At the very least, American politicians need to find a language that at the same time is both staunchly supportive of Israel and its security but also able to convincingly empathize with the Palestinians and their predicament. And once the U.S. finds a vocabulary – then it needs to find a policy that can actually start getting a resolution of this crisis – and not the feckless Annapolis effort (hints: encourage Palestinian internal reconciliation, engage with a broader range of regional actors and make this part of a new regional security architecture, focus on de-occupation as a priority, set down American ideas for a solution and actively pursue them, address Israeli security concerns via international forces being temporarily stationed in the new Palestinian state, use the Arab Peace Initiative to help get Israeli and Palestinian buy-in and benefits for both …etc)
5. GIVE THE NEW GUY A CHANCE. The Democrat-led congress should not be boxing in the new Obama administration to a set of failed Middle East policies even before it takes office. If this crisis is still ongoing on January 20th there will be a huge burden of expectations worldwide on the incoming administration to intervene. President-elect Obama’s credibility moving forward in the Middle East and in his efforts to restabilize the region will be greatly affected by how this crisis in handled. It touches on the iconic litmus test issue for the region – the Palestinians. Obama’s studied silence so far is probably a blessing – he cannot yet make policy, there is no good ceasefire proposal to support and there is pressure on him to spout platitudes which will undermine his future capacity to mediate.
On the bright side by January 20th it is very likely that all sides will want an exit strategy and chances for a diplomatic resolution will be greater. Then congress will have to give the new administration space to pursue a realistic ceasefire and new set of arrangements. Many of the statements in congress which mimic the existing Bush strategy are narrowing the room for maneuver of the new president.

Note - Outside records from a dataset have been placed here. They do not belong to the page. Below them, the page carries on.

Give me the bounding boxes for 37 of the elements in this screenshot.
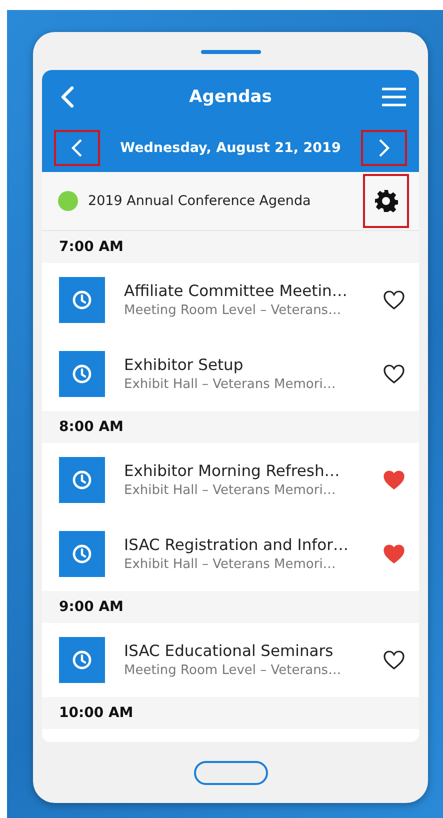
agenda-selector[interactable]: 2019 Annual Conference Agenda xyxy=(42,172,419,231)
time-header: 8:00 AM xyxy=(42,411,419,443)
session-location: Meeting Room Level – Veterans… xyxy=(124,303,342,318)
date-label: Wednesday, August 21, 2019 xyxy=(120,140,341,156)
session-location: Exhibit Hall – Veterans Memori… xyxy=(124,377,336,392)
session-title: Exhibitor Setup xyxy=(124,356,244,374)
settings-button[interactable] xyxy=(363,174,409,228)
previous-day-button[interactable] xyxy=(54,130,100,166)
screen-title: Agendas xyxy=(189,87,272,107)
heart-outline-icon[interactable] xyxy=(383,290,405,310)
session-title: Affiliate Committee Meetin… xyxy=(124,282,348,300)
speaker-bar xyxy=(200,50,260,54)
session-title: ISAC Registration and Infor… xyxy=(124,536,348,554)
home-button[interactable] xyxy=(194,761,268,785)
heart-outline-icon[interactable] xyxy=(383,650,405,670)
clock-icon xyxy=(59,457,105,503)
heart-outline-icon[interactable] xyxy=(383,364,405,384)
session-location: Exhibit Hall – Veterans Memori… xyxy=(124,557,336,572)
time-header: 9:00 AM xyxy=(42,591,419,623)
clock-icon xyxy=(59,351,105,397)
clock-icon xyxy=(59,637,105,683)
heart-filled-icon[interactable] xyxy=(383,470,405,490)
clock-icon xyxy=(59,531,105,577)
clock-icon xyxy=(59,277,105,323)
settings-icon xyxy=(374,189,398,213)
time-header: 7:00 AM xyxy=(42,231,419,263)
heart-filled-icon[interactable] xyxy=(383,544,405,564)
session-title: Exhibitor Morning Refresh… xyxy=(124,462,340,480)
time-header: 10:00 AM xyxy=(42,697,419,729)
agenda-name: 2019 Annual Conference Agenda xyxy=(88,193,312,209)
session-location: Exhibit Hall – Veterans Memori… xyxy=(124,483,336,498)
next-day-button[interactable] xyxy=(361,130,407,166)
session-title: ISAC Educational Seminars xyxy=(124,642,334,660)
chevron-left-icon xyxy=(71,138,83,158)
menu-icon[interactable] xyxy=(381,87,407,107)
session-location: Meeting Room Level – Veterans… xyxy=(124,663,342,678)
chevron-right-icon xyxy=(378,138,390,158)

If as one hopes this is resolved by January 20th the Obama administration will have to be picking up the pieces and restoring America’s credibility in that region. And again this will require more than the pavlovian and irresponsible pro-Israel rants that are being heard from many quarters today. It will require a more sophisticated and thoughtful approach to what is pro-Israel and to securing Israel’s future in the region, as part of an articulation of American interests and a very different American approach. Everyone interested in re-stabilizing a region that is so important to American security and to restoring American leadership should be working to create maximum political space in which the new administration can act – not the opposite. Read members of Congress Donna Edwards, Lois Capps, Joe Sestak, Earl Blumenauer, Betty McCollum, and Keith Ellison for examples of how to be thoughtful on the issue and helpful to an Obama Administration that needs to calm the region as it seeks to withdraw from Iraq, reduce the appeal of Salafi jihadism and restore American standing.
And one final thought at the end of a long post – this is so terrible for Israel, the anger it is generating in Palestinians and beyond for future generations, the immorality of this humanitarian crisis, the disaster of potentially getting stuck in Gaza and the fact that this will deliver neither peace nor security for a country that I adopted as my home and that I would dearly love to see enjoy better, much better days.